Michigan Driver's License Appeals and the Geographic Cure for an Alcohol Problem
Within my Driver's License Restoration Practice, about ½ of my Clients have either moved out of state, or live pretty far from the southeast Detroit-area where my Office is located. Wherever they now live, many of my Clients have moved away from where they lived at the time of their last DUI. Sometimes they move for work, other times for different reasons, but the point is that they no longer live in what could be considered their "old stomping ground."
This is important, because very often, the move to somewhere different helps support what's known as a "Sober lifestyle." As I have noted in other articles in the Driver's License Restoration section of this blog, Sobriety is a first requirement in order to win a License Appeal.
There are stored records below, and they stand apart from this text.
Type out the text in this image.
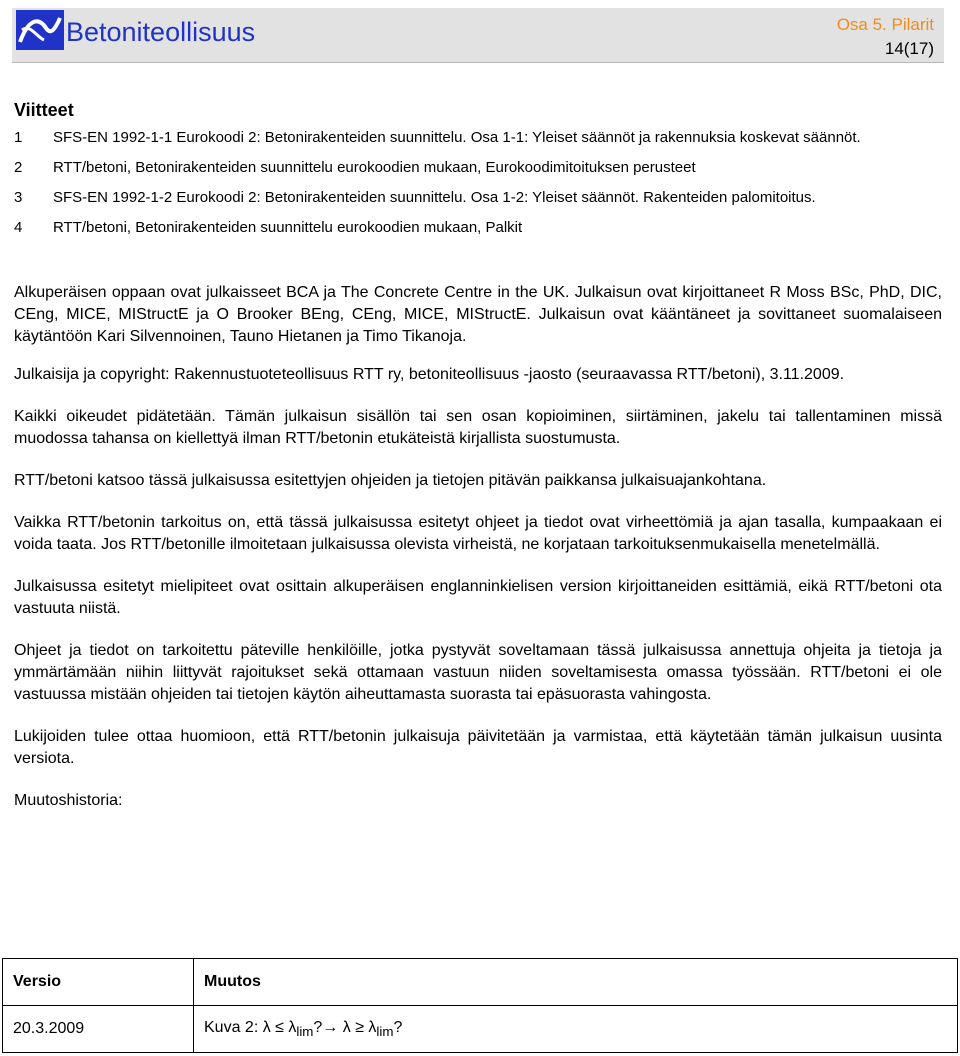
Betoniteollisuus	Osa 5. Pilarit
14(17)
Viitteet
1	SFS-EN 1992-1-1 Eurokoodi 2: Betonirakenteiden suunnittelu. Osa 1-1: Yleiset säännöt ja rakennuksia koskevat säännöt.
2	RTT/betoni, Betonirakenteiden suunnittelu eurokoodien mukaan, Eurokoodimitoituksen perusteet
3	SFS-EN 1992-1-2 Eurokoodi 2: Betonirakenteiden suunnittelu. Osa 1-2: Yleiset säännöt. Rakenteiden palomitoitus.
4	RTT/betoni, Betonirakenteiden suunnittelu eurokoodien mukaan, Palkit

Alkuperäisen oppaan ovat julkaisseet BCA ja The Concrete Centre in the UK. Julkaisun ovat kirjoittaneet R Moss BSc, PhD, DIC, CEng, MICE, MIStructE ja O Brooker BEng, CEng, MICE, MIStructE. Julkaisun ovat kääntäneet ja sovittaneet suomalaiseen käytäntöön Kari Silvennoinen, Tauno Hietanen ja Timo Tikanoja.

Julkaisija ja copyright: Rakennustuoteteollisuus RTT ry, betoniteollisuus -jaosto (seuraavassa RTT/betoni), 3.11.2009.

Kaikki oikeudet pidätetään. Tämän julkaisun sisällön tai sen osan kopioiminen, siirtäminen, jakelu tai tallentaminen missä muodossa tahansa on kiellettyä ilman RTT/betonin etukäteistä kirjallista suostumusta.

RTT/betoni katsoo tässä julkaisussa esitettyjen ohjeiden ja tietojen pitävän paikkansa julkaisuajankohtana.

Vaikka RTT/betonin tarkoitus on, että tässä julkaisussa esitetyt ohjeet ja tiedot ovat virheettömiä ja ajan tasalla, kumpaakaan ei voida taata. Jos RTT/betonille ilmoitetaan julkaisussa olevista virheistä, ne korjataan tarkoituksenmukaisella menetelmällä.

Julkaisussa esitetyt mielipiteet ovat osittain alkuperäisen englanninkielisen version kirjoittaneiden esittämiä, eikä RTT/betoni ota vastuuta niistä.

Ohjeet ja tiedot on tarkoitettu päteville henkilöille, jotka pystyvät soveltamaan tässä julkaisussa annettuja ohjeita ja tietoja ja ymmärtämään niihin liittyvät rajoitukset sekä ottamaan vastuun niiden soveltamisesta omassa työssään. RTT/betoni ei ole vastuussa mistään ohjeiden tai tietojen käytön aiheuttamasta suorasta tai epäsuorasta vahingosta.

Lukijoiden tulee ottaa huomioon, että RTT/betonin julkaisuja päivitetään ja varmistaa, että käytetään tämän julkaisun uusinta versiota.

Muutoshistoria:
Versio	Muutos
20.3.2009	Kuva 2: $\lambda \le \lambda_{lim}?\to \lambda \ge \lambda_{lim}$?
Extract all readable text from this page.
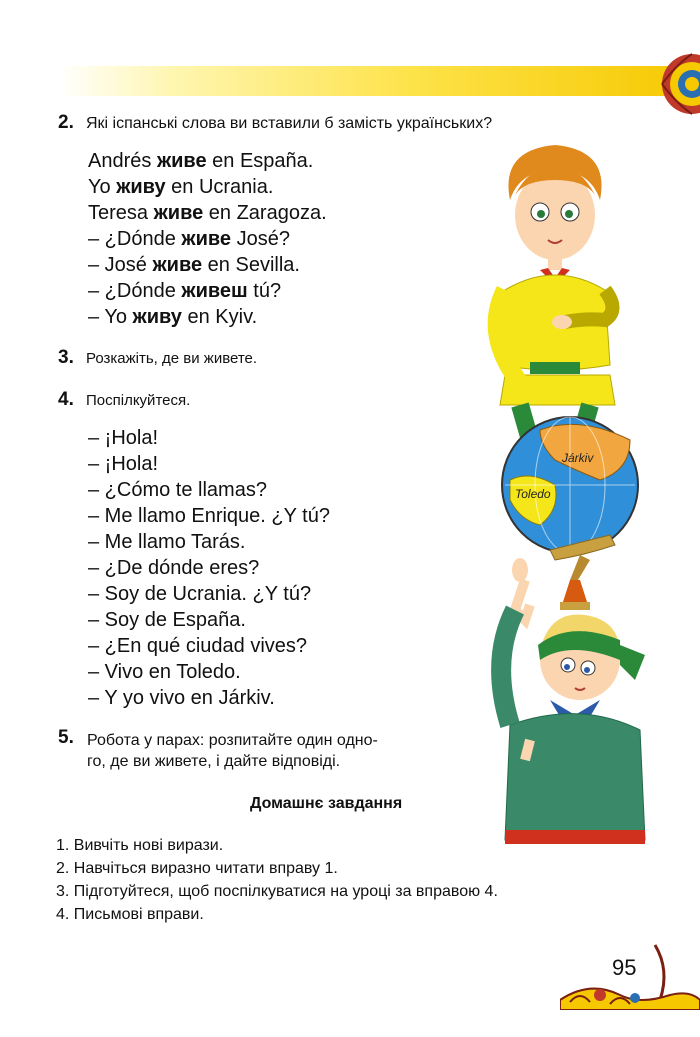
2. Які іспанські слова ви вставили б замість українських?
Andrés живе en España.
Yo живу en Ucrania.
Teresa живе en Zaragoza.
– ¿Dónde живе José?
– José живе en Sevilla.
– ¿Dónde живеш tú?
– Yo живу en Kyiv.
3. Розкажіть, де ви живете.
4. Поспілкуйтеся.
– ¡Hola!
– ¡Hola!
– ¿Cómo te llamas?
– Me llamo Enrique. ¿Y tú?
– Me llamo Tarás.
– ¿De dónde eres?
– Soy de Ucrania. ¿Y tú?
– Soy de España.
– ¿En qué ciudad vives?
– Vivo en Toledo.
– Y yo vivo en Járkiv.
5. Робота у парах: розпитайте один одно-
го, де ви живете, і дайте відповіді.
Домашнє завдання
1. Вивчіть нові вирази.
2. Навчіться виразно читати вправу 1.
3. Підготуйтеся, щоб поспілкуватися на уроці за вправою 4.
4. Письмові вправи.
Járkiv
Toledo
95
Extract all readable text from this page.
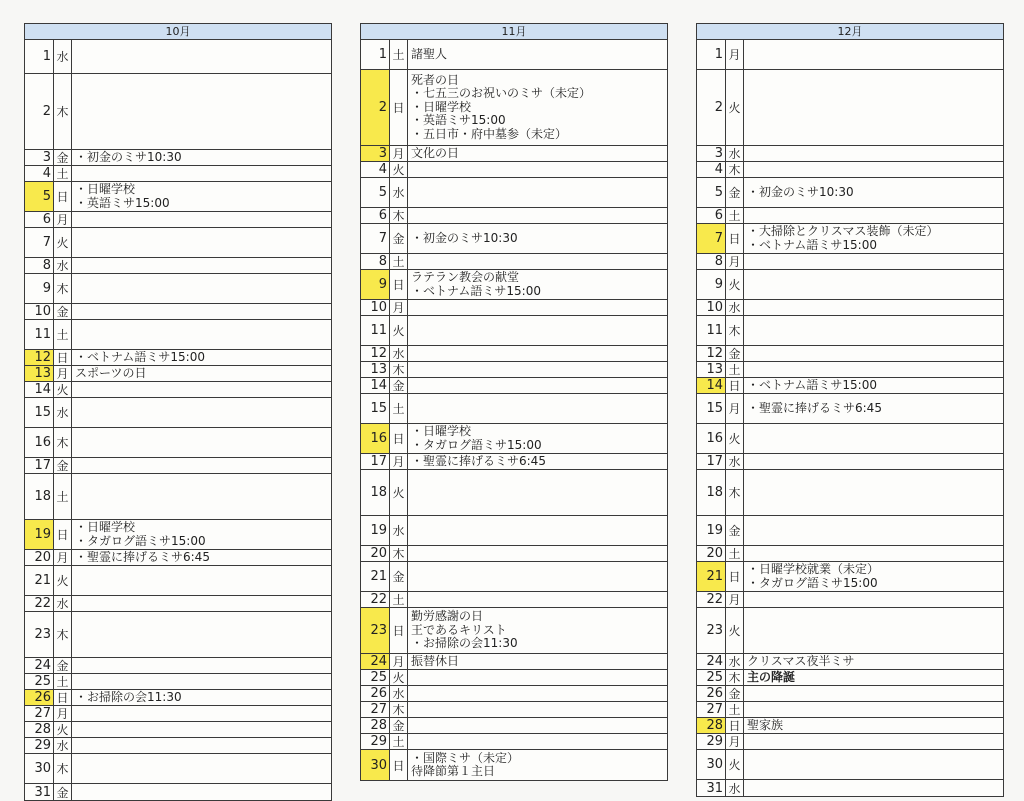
10月
1 水
2 木
3 金 ・初金のミサ10:30
4 土
5 日
・日曜学校
・英語ミサ15:00
6 月
7 火
8 水
9 木
10 金
11 土
12 日 ・ベトナム語ミサ15:00
13 月 スポーツの日
14 火
15 水
16 木
17 金
18 土
19 日
・日曜学校
・タガログ語ミサ15:00
20 月 ・聖霊に捧げるミサ6:45
21 火
22 水
23 木
24 金
25 土
26 日 ・お掃除の会11:30
27 月
28 火
29 水
30 木
31 金
11月
1 土 諸聖人
2 日
死者の日
・七五三のお祝いのミサ（未定）
・日曜学校
・英語ミサ15:00
・五日市・府中墓参（未定）
3 月 文化の日
4 火
5 水
6 木
7 金 ・初金のミサ10:30
8 土
9 日
ラテラン教会の献堂
・ベトナム語ミサ15:00
10 月
11 火
12 水
13 木
14 金
15 土
16 日
・日曜学校
・タガログ語ミサ15:00
17 月 ・聖霊に捧げるミサ6:45
18 火
19 水
20 木
21 金
22 土
23 日
勤労感謝の日
王であるキリスト
・お掃除の会11:30
24 月 振替休日
25 火
26 水
27 木
28 金
29 土
30 日
・国際ミサ（未定）
待降節第１主日
12月
1 月
2 火
3 水
4 木
5 金 ・初金のミサ10:30
6 土
7 日
・大掃除とクリスマス装飾（未定）
・ベトナム語ミサ15:00
8 月
9 火
10 水
11 木
12 金
13 土
14 日 ・ベトナム語ミサ15:00
15 月 ・聖霊に捧げるミサ6:45
16 火
17 水
18 木
19 金
20 土
21 日
・日曜学校就業（未定）
・タガログ語ミサ15:00
22 月
23 火
24 水 クリスマス夜半ミサ
25 木 主の降誕
26 金
27 土
28 日 聖家族
29 月
30 火
31 水
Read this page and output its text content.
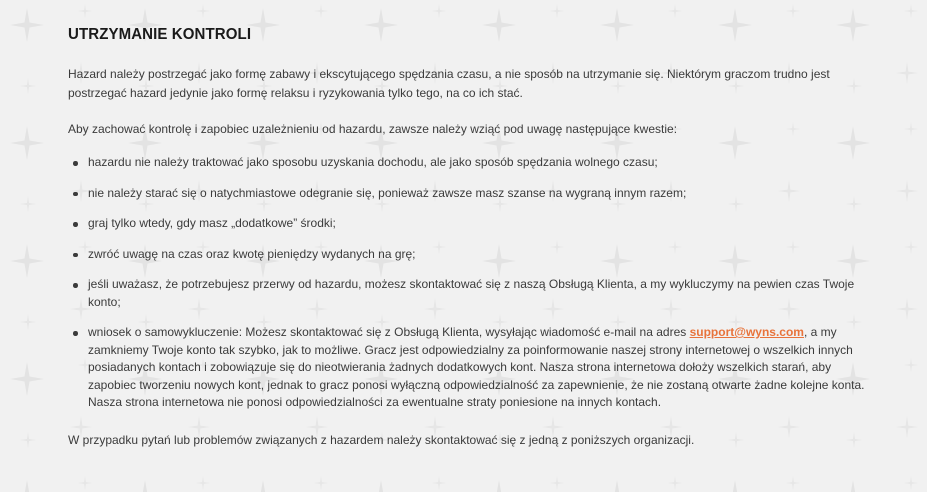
UTRZYMANIE KONTROLI

Hazard należy postrzegać jako formę zabawy i ekscytującego spędzania czasu, a nie sposób na utrzymanie się. Niektórym graczom trudno jest postrzegać hazard jedynie jako formę relaksu i ryzykowania tylko tego, na co ich stać.

Aby zachować kontrolę i zapobiec uzależnieniu od hazardu, zawsze należy wziąć pod uwagę następujące kwestie:

hazardu nie należy traktować jako sposobu uzyskania dochodu, ale jako sposób spędzania wolnego czasu;
nie należy starać się o natychmiastowe odegranie się, ponieważ zawsze masz szanse na wygraną innym razem;
graj tylko wtedy, gdy masz „dodatkowe” środki;
zwróć uwagę na czas oraz kwotę pieniędzy wydanych na grę;
jeśli uważasz, że potrzebujesz przerwy od hazardu, możesz skontaktować się z naszą Obsługą Klienta, a my wykluczymy na pewien czas Twoje konto;
wniosek o samowykluczenie: Możesz skontaktować się z Obsługą Klienta, wysyłając wiadomość e-mail na adres support@wyns.com, a my zamkniemy Twoje konto tak szybko, jak to możliwe. Gracz jest odpowiedzialny za poinformowanie naszej strony internetowej o wszelkich innych posiadanych kontach i zobowiązuje się do nieotwierania żadnych dodatkowych kont. Nasza strona internetowa dołoży wszelkich starań, aby zapobiec tworzeniu nowych kont, jednak to gracz ponosi wyłączną odpowiedzialność za zapewnienie, że nie zostaną otwarte żadne kolejne konta. Nasza strona internetowa nie ponosi odpowiedzialności za ewentualne straty poniesione na innych kontach.

W przypadku pytań lub problemów związanych z hazardem należy skontaktować się z jedną z poniższych organizacji.
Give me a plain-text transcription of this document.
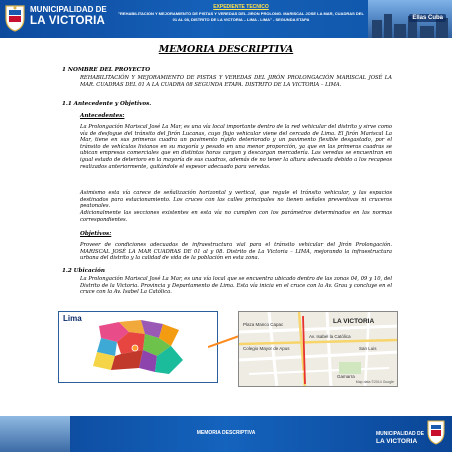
MUNICIPALIDAD DE
LA VICTORIA
EXPEDIENTE TECNICO
"REHABILITACION Y MEJORAMIENTO DE PISTAS Y VEREDAS DEL JIRON PROLONG. MARISCAL JOSE LA MAR, CUADRAS DEL 01 AL 08, DISTRITO DE LA VICTORIA – LIMA - LIMA" - SEGUNDA ETAPA	Ellas Cuba
MEMORIA DESCRIPTIVA
1 NOMBRE DEL PROYECTO
REHABILITACIÓN Y MEJORAMIENTO DE PISTAS Y VEREDAS DEL JIRÓN PROLONGACIÓN MARISCAL JOSÉ LA MAR. CUADRAS DEL 01 A LA CUADRA 08 SEGUNDA ETAPA. DISTRITO DE LA VICTORIA – LIMA.
1.1 Antecedente y Objetivos.
Antecedentes:
La Prolongación Mariscal José La Mar, es una vía local importante dentro de la red vehicular del distrito y sirve como vía de desfogue del tránsito del Jirón Lucanas, cuyo flujo vehicular viene del cercado de Lima. El Jirón Mariscal La Mar, tiene en sus primeras cuadra un pavimento rígido deteriorado y un pavimento flexible desgastado, por el tránsito de vehículos livianos en su mayoría y pesado en una menor proporción, ya que en las primeras cuadras se ubican empresas comerciales que en distintas horas cargan y descargan mercadería. Las veredas se encuentran en igual estado de deterioro en la mayoría de sus cuadras, además de no tener la altura adecuada debido a los recapeos realizados anteriormente, quitándole el espesor adecuado para veredas.
Asimismo esta vía carece de señalización horizontal y vertical, que regule el tránsito vehicular, y las espacios destinados para estacionamiento. Los cruces con las calles principales no tienen señales preventivas ni cruceros peatonales.
Adicionalmente las secciones existentes en esta vía no cumplen con los parámetros determinados en las normas correspondientes.
Objetivos:
Proveer de condiciones adecuadas de infraestructura vial para el tránsito vehicular del Jirón Prolongación. MARISCAL JOSÉ LA MAR CUADRAS DE 01 al y 08. Distrito de La Victoria – LIMA, mejorando la infraestructura urbana del distrito y la calidad de vida de la población en esta zona.
1.2 Ubicación
La Prolongación Mariscal José La Mar, es una vía local que se encuentra ubicado dentro de las zonas 04, 09 y 10, del Distrito de la Victoria. Provincia y Departamento de Lima. Esta vía inicia en el cruce con la Av. Grau y concluye en el cruce con la Av. Isabel La Católica.
Lima
Plaza Manco Capac
Av. Isabel la Católica
Colegio Mayor de Apus
LA VICTORIA
San Luis
Gamarra
Map data ©2014 Google
MEMORIA DESCRIPTIVA	MUNICIPALIDAD DE
LA VICTORIA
The whole process of getting and staying Sober is really at the heart of a Driver's License Appeal.
Yet it is also well known that there is no such thing as a "geographic cure" for an alcohol or substance abuse problem.
In this article, we'll examine how, in a License Appeal, a move to somewhere new, while not any kind of "cure," in and of itself, can be helpful and persuasive evidence of a person's establishing and maintaining a Sober lifestyle.
Anyone who has been through any kind of IOP (Intensive Outpatient Program) Counseling, or who has attended AA for any length of time has heard the general proposition that there is no such thing as "geographic cure" for an alcohol problem. This really means that a person cannot just move away from where they drink, or from their drinking friends, and do nothing more than expect to get better. The urge to drink will soon be too strong to resist, and without any other kind of plan, that person will, sooner or later, wind up back in the saddle, only somewhere different.
And while this generalization may be true, it tends to be at odds with the way the Michigan Secretary of State's Driver Appeal and Assessment Division (DAAD) sees a person's Recovery behavior. The State does, in a very real way, look at all of the changes a person has made as part of their commitment to not drink again, and moving away from bad influences, or, as the AA people say, from "wet faces and wet places," can be a helpful part of that.
First, its important to note that the Secretary of State's Driver Assessment and Appeal Division (DAAD) requires, in every License Appeal, at least 3, but not more than 6 Letters of Support. This is a procedural requirement, not a suggestion.